Moradores de Goiânia criticam a possibilidade de terem o Imposto Predial Territorial Urbano (IPTU) aumentado em até 15% após uma liminar da Justiça que suspendeu a lei que mantinha a reajuste apenas de acordo com índice da inflação. Decisão foi tomada após a prefeitura alegar que poderia perder uma receita muito grande e afetar o orçamento para o próximo ano.
Os vereadores da capital aprovaram em novembro uma lei que previa o reajuste com IPTU com base apenas na inflação, independente do valor do imóvel. Porém, com a liminar, a medida foi suspensa, sendo adotado assim a atualização da planta de valores aprovada em 2015, que prevê aumentos anuais de 5% a 15% mais a inflação.

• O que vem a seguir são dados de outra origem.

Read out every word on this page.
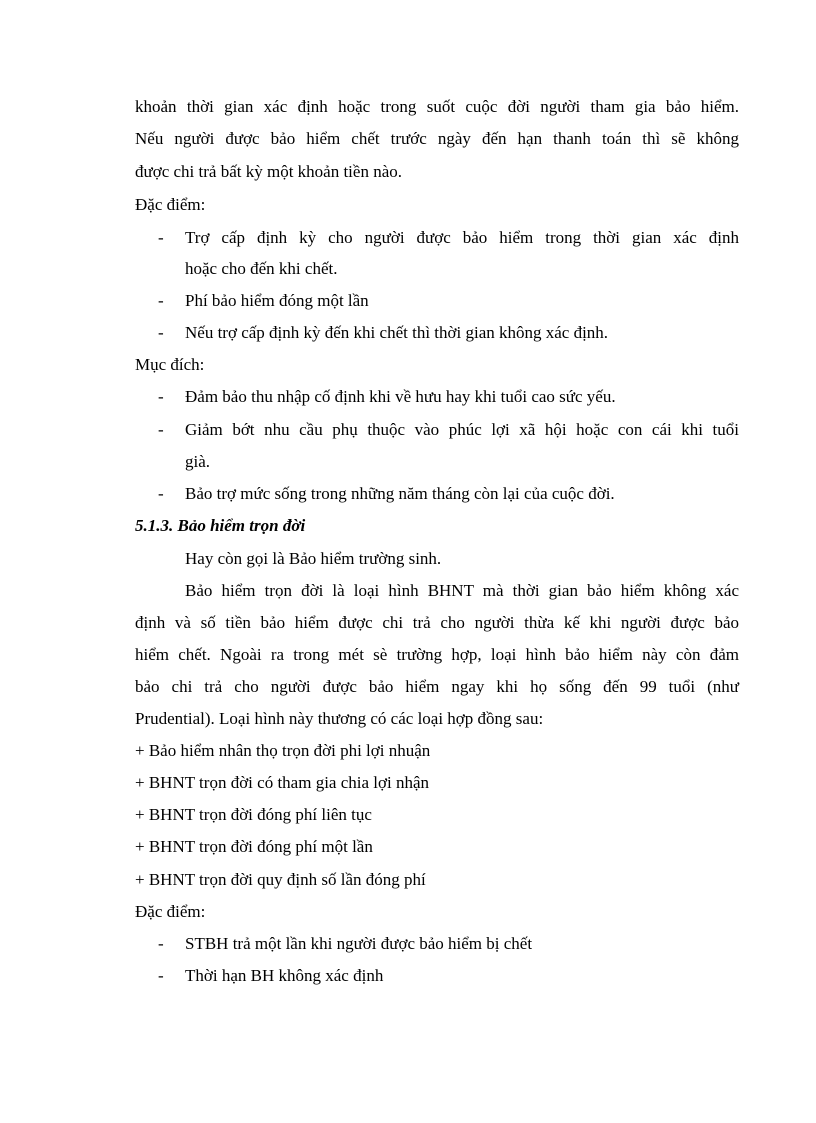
khoản thời gian xác định hoặc trong suốt cuộc đời người tham gia bảo hiểm.
Nếu người được bảo hiểm chết trước ngày đến hạn thanh toán thì sẽ không
được chi trả bất kỳ một khoản tiền nào.
Đặc điểm:
- Trợ cấp định kỳ cho người được bảo hiểm trong thời gian xác định
hoặc cho đến khi chết.
- Phí bảo hiểm đóng một lần
- Nếu trợ cấp định kỳ đến khi chết thì thời gian không xác định.
Mục đích:
- Đảm bảo thu nhập cố định khi về hưu hay khi tuổi cao sức yếu.
- Giảm bớt nhu cầu phụ thuộc vào phúc lợi xã hội hoặc con cái khi tuổi
già.
- Bảo trợ mức sống trong những năm tháng còn lại của cuộc đời.
5.1.3. Bảo hiểm trọn đời
Hay còn gọi là Bảo hiểm trường sinh.
Bảo hiểm trọn đời là loại hình BHNT mà thời gian bảo hiểm không xác
định và số tiền bảo hiểm được chi trả cho người thừa kế khi người được bảo
hiểm chết. Ngoài ra trong mét sè trường hợp, loại hình bảo hiểm này còn đảm
bảo chi trả cho người được bảo hiểm ngay khi họ sống đến 99 tuổi (như
Prudential). Loại hình này thương có các loại hợp đồng sau:
+ Bảo hiểm nhân thọ trọn đời phi lợi nhuận
+ BHNT trọn đời có tham gia chia lợi nhận
+ BHNT trọn đời đóng phí liên tục
+ BHNT trọn đời đóng phí một lần
+ BHNT trọn đời quy định số lần đóng phí
Đặc điểm:
- STBH trả một lần khi người được bảo hiểm bị chết
- Thời hạn BH không xác định
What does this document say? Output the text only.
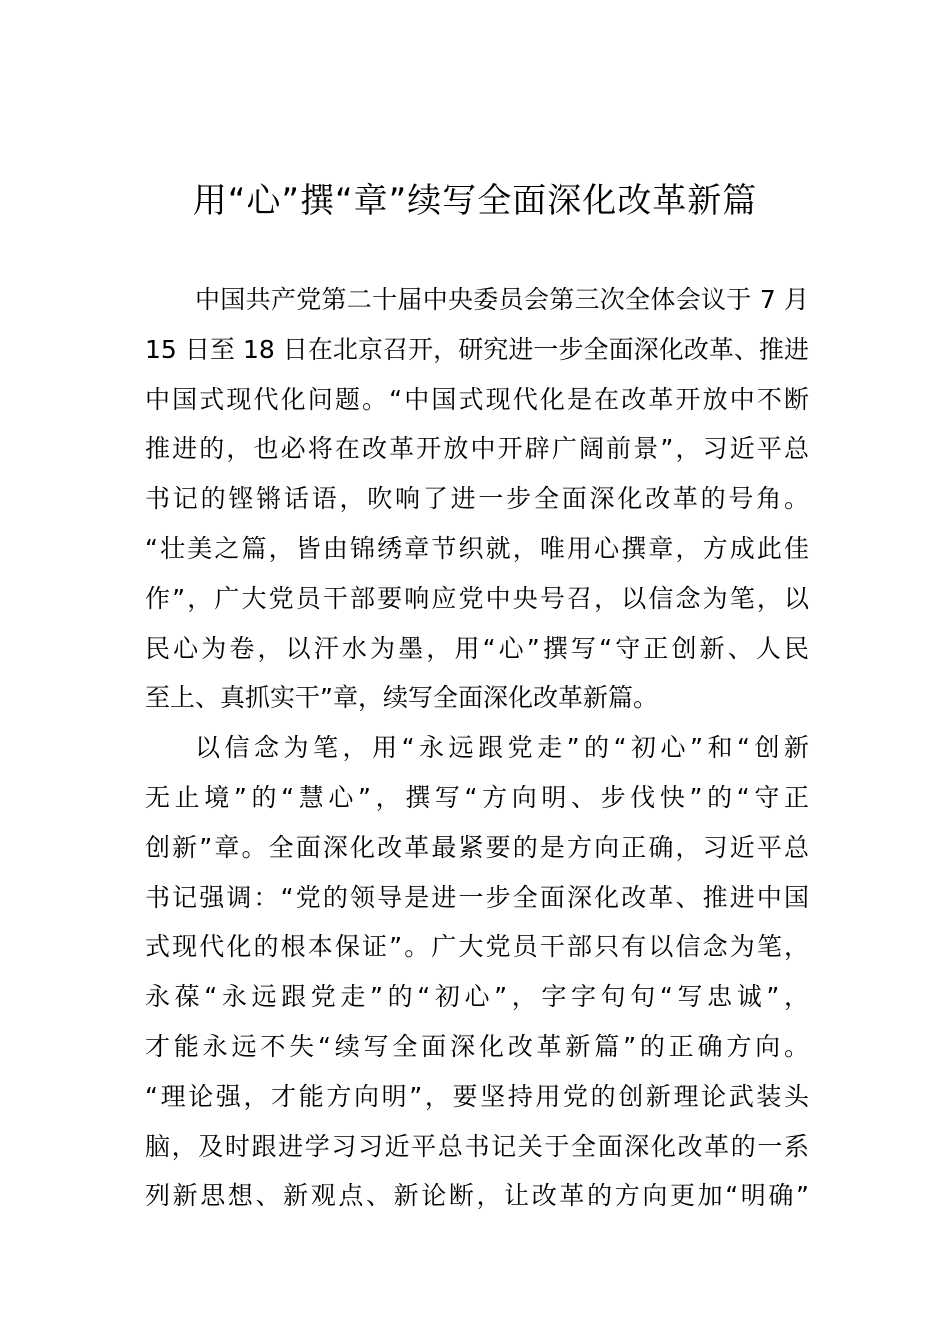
用“心”撰“章”续写全面深化改革新篇
中国共产党第二十届中央委员会第三次全体会议于 7 月
15 日至 18 日在北京召开，研究进一步全面深化改革、推进
中国式现代化问题。“中国式现代化是在改革开放中不断
推进的，也必将在改革开放中开辟广阔前景”，习近平总
书记的铿锵话语，吹响了进一步全面深化改革的号角。
“壮美之篇，皆由锦绣章节织就，唯用心撰章，方成此佳
作”，广大党员干部要响应党中央号召，以信念为笔，以
民心为卷，以汗水为墨，用“心”撰写“守正创新、人民
至上、真抓实干”章，续写全面深化改革新篇。
以信念为笔，用“永远跟党走”的“初心”和“创新
无止境”的“慧心”，撰写“方向明、步伐快”的“守正
创新”章。全面深化改革最紧要的是方向正确，习近平总
书记强调：“党的领导是进一步全面深化改革、推进中国
式现代化的根本保证”。广大党员干部只有以信念为笔，
永葆“永远跟党走”的“初心”，字字句句“写忠诚”，
才能永远不失“续写全面深化改革新篇”的正确方向。
“理论强，才能方向明”，要坚持用党的创新理论武装头
脑，及时跟进学习习近平总书记关于全面深化改革的一系
列新思想、新观点、新论断，让改革的方向更加“明确”
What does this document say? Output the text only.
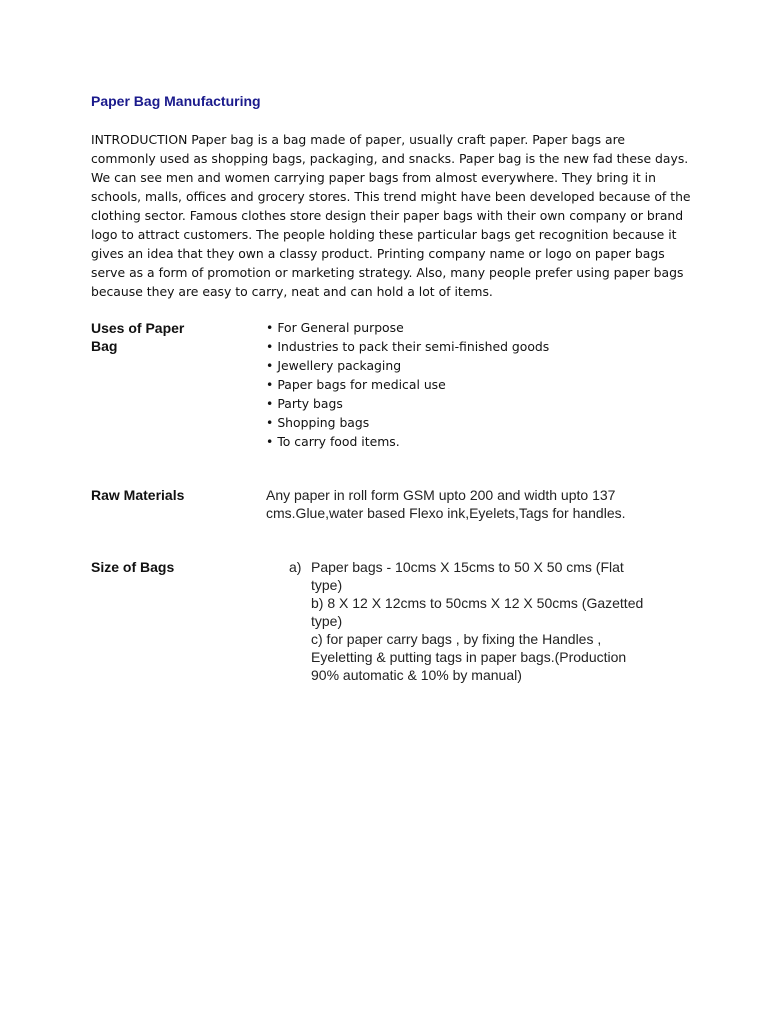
Paper Bag Manufacturing

INTRODUCTION Paper bag is a bag made of paper, usually craft paper. Paper bags are
commonly used as shopping bags, packaging, and snacks. Paper bag is the new fad these days.
We can see men and women carrying paper bags from almost everywhere. They bring it in
schools, malls, offices and grocery stores. This trend might have been developed because of the
clothing sector. Famous clothes store design their paper bags with their own company or brand
logo to attract customers. The people holding these particular bags get recognition because it
gives an idea that they own a classy product. Printing company name or logo on paper bags
serve as a form of promotion or marketing strategy. Also, many people prefer using paper bags
because they are easy to carry, neat and can hold a lot of items.

Uses of Paper
Bag
• For General purpose
• Industries to pack their semi-finished goods
• Jewellery packaging
• Paper bags for medical use
• Party bags
• Shopping bags
• To carry food items.
Raw Materials	Any paper in roll form GSM upto 200 and width upto 137
cms.Glue,water based Flexo ink,Eyelets,Tags for handles.
Size of Bags	a) Paper bags - 10cms X 15cms to 50 X 50 cms (Flat
type)
b) 8 X 12 X 12cms to 50cms X 12 X 50cms (Gazetted
type)
c) for paper carry bags , by fixing the Handles ,
Eyeletting & putting tags in paper bags.(Production
90% automatic & 10% by manual)
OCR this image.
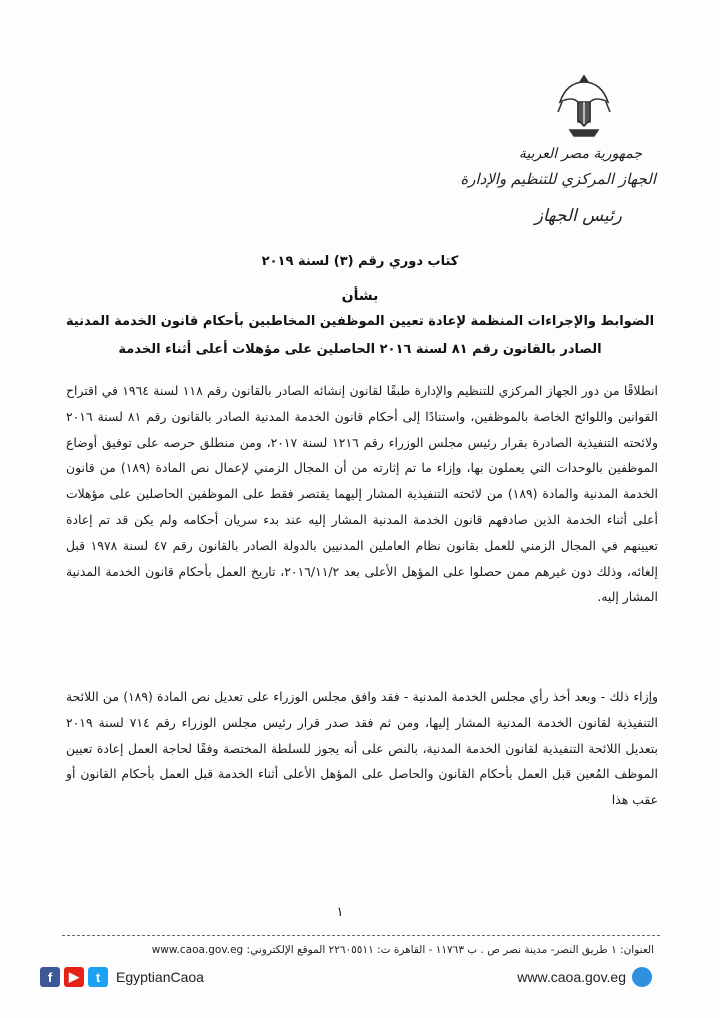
جمهورية مصر العربية
الجهاز المركزي للتنظيم والإدارة
رئيس الجهاز
كتاب دوري رقم (٣) لسنة ٢٠١٩
بشأن
الضوابط والإجراءات المنظمة لإعادة تعيين الموظفين المخاطبين بأحكام قانون الخدمة المدنية
الصادر بالقانون رقم ٨١ لسنة ٢٠١٦ الحاصلين على مؤهلات أعلى أثناء الخدمة
انطلاقًا من دور الجهاز المركزي للتنظيم والإدارة طبقًا لقانون إنشائه الصادر بالقانون رقم ١١٨ لسنة ١٩٦٤ في اقتراح القوانين واللوائح الخاصة بالموظفين، واستنادًا إلى أحكام قانون الخدمة المدنية الصادر بالقانون رقم ٨١ لسنة ٢٠١٦ ولائحته التنفيذية الصادرة بقرار رئيس مجلس الوزراء رقم ١٢١٦ لسنة ٢٠١٧، ومن منطلق حرصه على توفيق أوضاع الموظفين بالوحدات التي يعملون بها، وإزاء ما تم إثارته من أن المجال الزمني لإعمال نص المادة (١٨٩) من قانون الخدمة المدنية والمادة (١٨٩) من لائحته التنفيذية المشار إليهما يقتصر فقط على الموظفين الحاصلين على مؤهلات أعلى أثناء الخدمة الذين صادفهم قانون الخدمة المدنية المشار إليه عند بدء سريان أحكامه ولم يكن قد تم إعادة تعيينهم في المجال الزمني للعمل بقانون نظام العاملين المدنيين بالدولة الصادر بالقانون رقم ٤٧ لسنة ١٩٧٨ قبل إلغائه، وذلك دون غيرهم ممن حصلوا على المؤهل الأعلى بعد ٢٠١٦/١١/٢، تاريخ العمل بأحكام قانون الخدمة المدنية المشار إليه.
وإزاء ذلك - وبعد أخذ رأي مجلس الخدمة المدنية - فقد وافق مجلس الوزراء على تعديل نص المادة (١٨٩) من اللائحة التنفيذية لقانون الخدمة المدنية المشار إليها، ومن ثم فقد صدر قرار رئيس مجلس الوزراء رقم ٧١٤ لسنة ٢٠١٩ بتعديل اللائحة التنفيذية لقانون الخدمة المدنية، بالنص على أنه يجوز للسلطة المختصة وفقًا لحاجة العمل إعادة تعيين الموظف المُعين قبل العمل بأحكام القانون والحاصل على المؤهل الأعلى أثناء الخدمة قبل العمل بأحكام القانون أو عقب هذا
١
العنوان: ١ طريق النصر- مدينة نصر ص . ب ١١٧٦٣ - القاهرة ت: ٢٢٦٠٥٥١١ الموقع الإلكتروني: www.caoa.gov.eg
f	▶	t	EgyptianCaoa	www.caoa.gov.eg
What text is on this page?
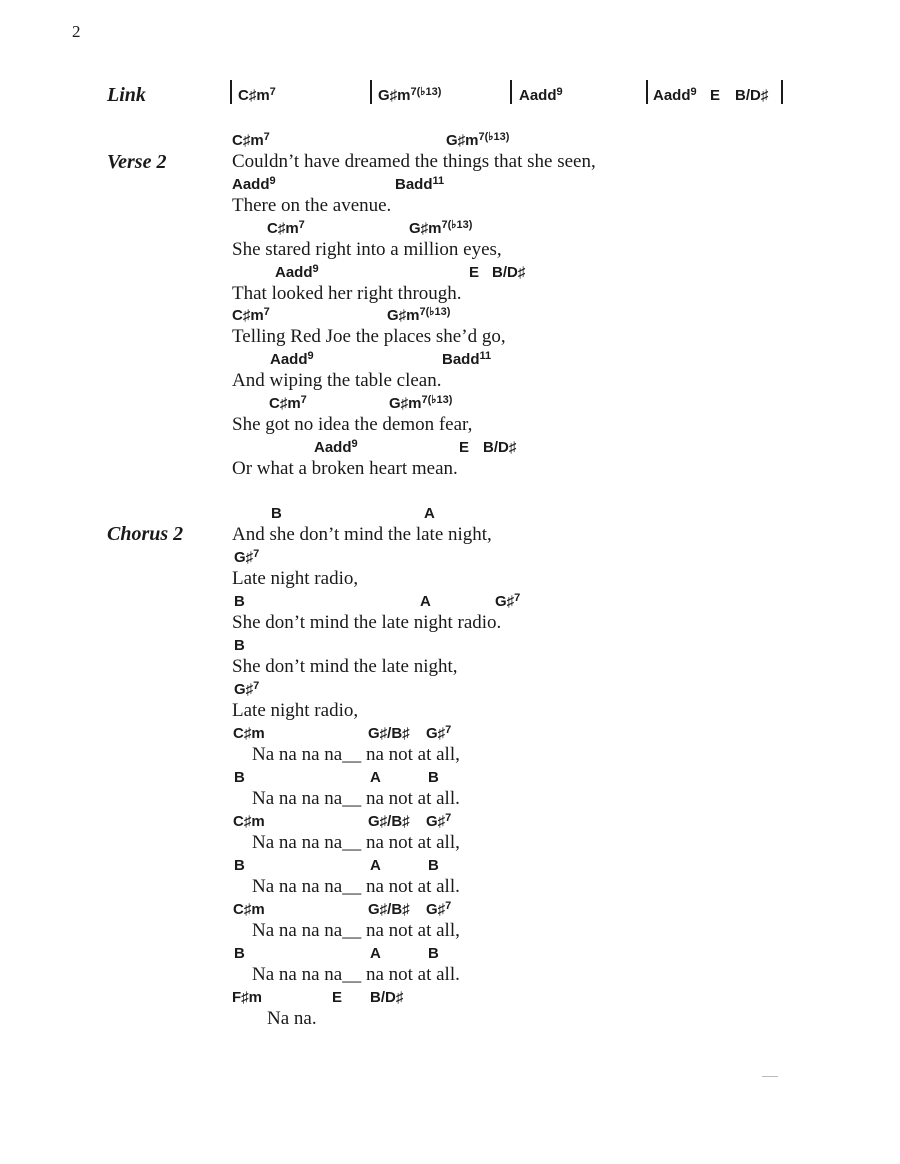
2
Link	$C♯m^7$	$G♯m^{7(♭13)}$	Aadd$^9$	Aadd$^9$ E B/D♯
Verse 2
$C♯m^7$	$G♯m^{7(♭13)}$
Couldn’t have dreamed the things that she seen,
Aadd$^9$	Badd$^{11}$
There on the avenue.
$C♯m^7$	$G♯m^{7(♭13)}$
She stared right into a million eyes,
Aadd$^9$	E B/D♯
That looked her right through.
$C♯m^7$	$G♯m^{7(♭13)}$
Telling Red Joe the places she’d go,
Aadd$^9$	Badd$^{11}$
And wiping the table clean.
$C♯m^7$	$G♯m^{7(♭13)}$
She got no idea the demon fear,
Aadd$^9$	E B/D♯
Or what a broken heart mean.
Chorus 2
B	A
And she don’t mind the late night,
G♯$^7$
Late night radio,
B	A	G♯$^7$
She don’t mind the late night radio.
B
She don’t mind the late night,
G♯$^7$
Late night radio,
C♯m	G♯/B♯ G♯$^7$
Na na na na__ na not at all,
B	A	B
Na na na na__ na not at all.
C♯m	G♯/B♯ G♯$^7$
Na na na na__ na not at all,
B	A	B
Na na na na__ na not at all.
C♯m	G♯/B♯ G♯$^7$
Na na na na__ na not at all,
B	A	B
Na na na na__ na not at all.
F♯m	E B/D♯
Na na.
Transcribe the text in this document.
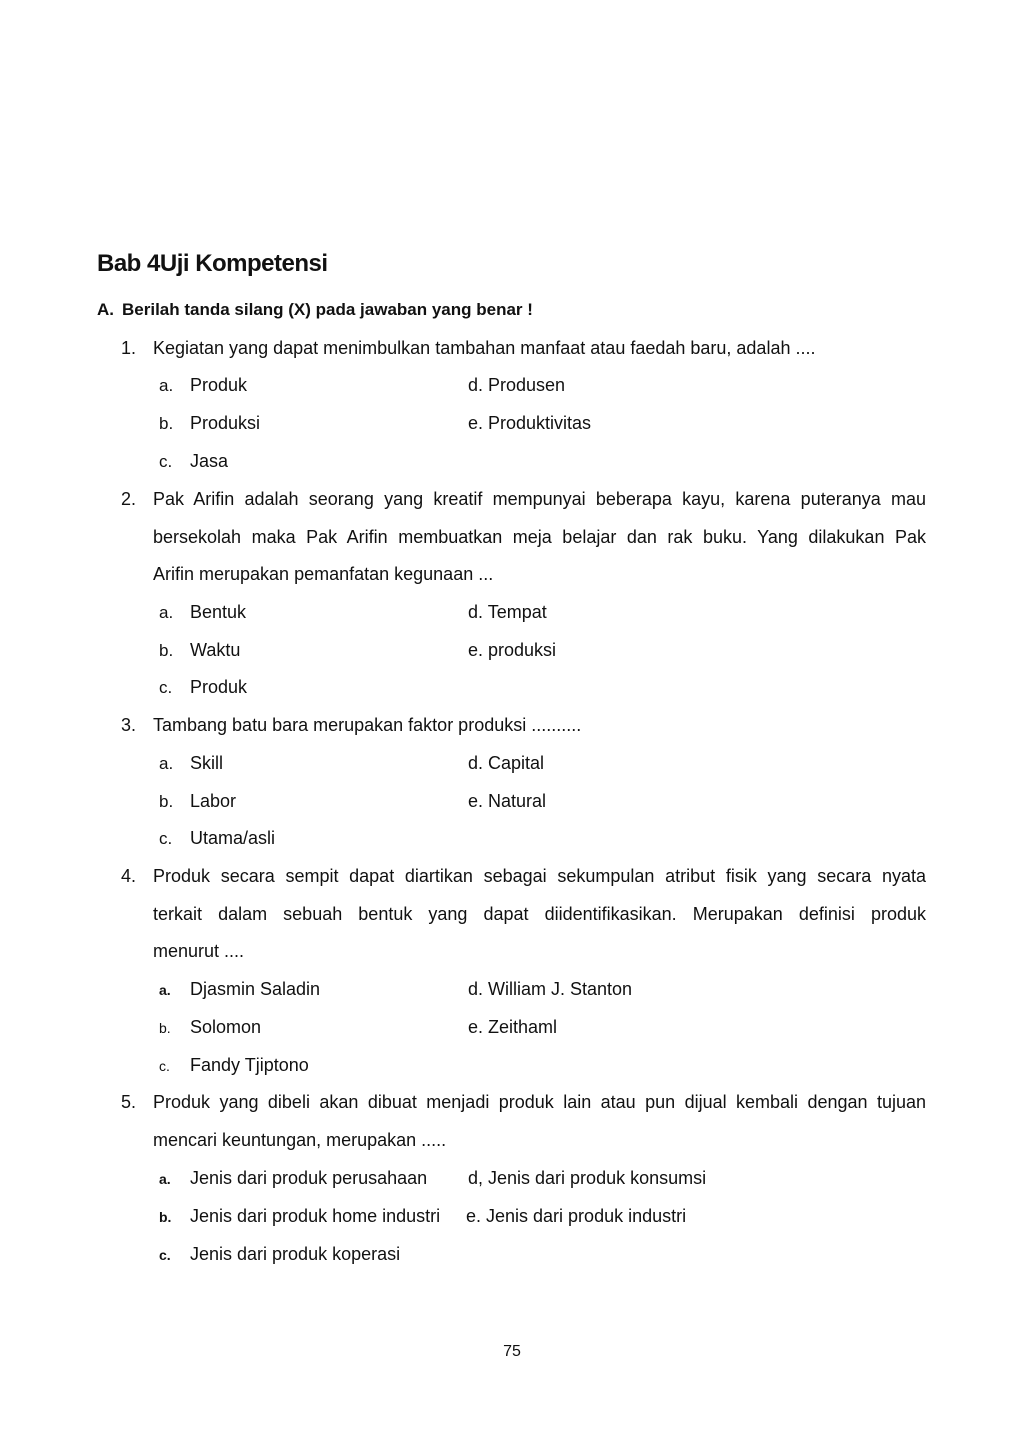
Bab 4Uji Kompetensi
A. Berilah tanda silang (X) pada jawaban yang benar !
1. Kegiatan yang dapat menimbulkan tambahan manfaat atau faedah baru, adalah ....
a. Produk	d. Produsen
b. Produksi	e. Produktivitas
c. Jasa
2. Pak Arifin adalah seorang yang kreatif mempunyai beberapa kayu, karena puteranya mau
bersekolah maka Pak Arifin membuatkan meja belajar dan rak buku. Yang dilakukan Pak
Arifin merupakan pemanfatan kegunaan ...
a. Bentuk	d. Tempat
b. Waktu	e. produksi
c. Produk
3. Tambang batu bara merupakan faktor produksi ..........
a. Skill	d. Capital
b. Labor	e. Natural
c. Utama/asli
4. Produk secara sempit dapat diartikan sebagai sekumpulan atribut fisik yang secara nyata
terkait dalam sebuah bentuk yang dapat diidentifikasikan. Merupakan definisi produk
menurut ....
a. Djasmin Saladin	d. William J. Stanton
b. Solomon	e. Zeithaml
c. Fandy Tjiptono
5. Produk yang dibeli akan dibuat menjadi produk lain atau pun dijual kembali dengan tujuan
mencari keuntungan, merupakan .....
a. Jenis dari produk perusahaan d, Jenis dari produk konsumsi
b. Jenis dari produk home industri e. Jenis dari produk industri
c. Jenis dari produk koperasi
75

“Eu acho um absurdo, salário não aumenta, aumenta uma vez por ano e é uma mixaria. Mas outras coisas aumentam todo dia. É reajuste toda hora, petróleo, gás, água. Já tem o aumento do IPTU do puxadinho, quando você faz qualquer construção na sua casa, agora mais esse reajuste. Fica muito difícil”, disse o ajudante geral Mosair de Sousa Rodrigues.
O cálculo do imposto para 2018 vai depender do valor do imóvel. Os que valerem acima de R$ 200 mil terão um reajuste entre 5% e 15%. Os que estão abaixo desse preço, vão pagar o imposto com base na inflação.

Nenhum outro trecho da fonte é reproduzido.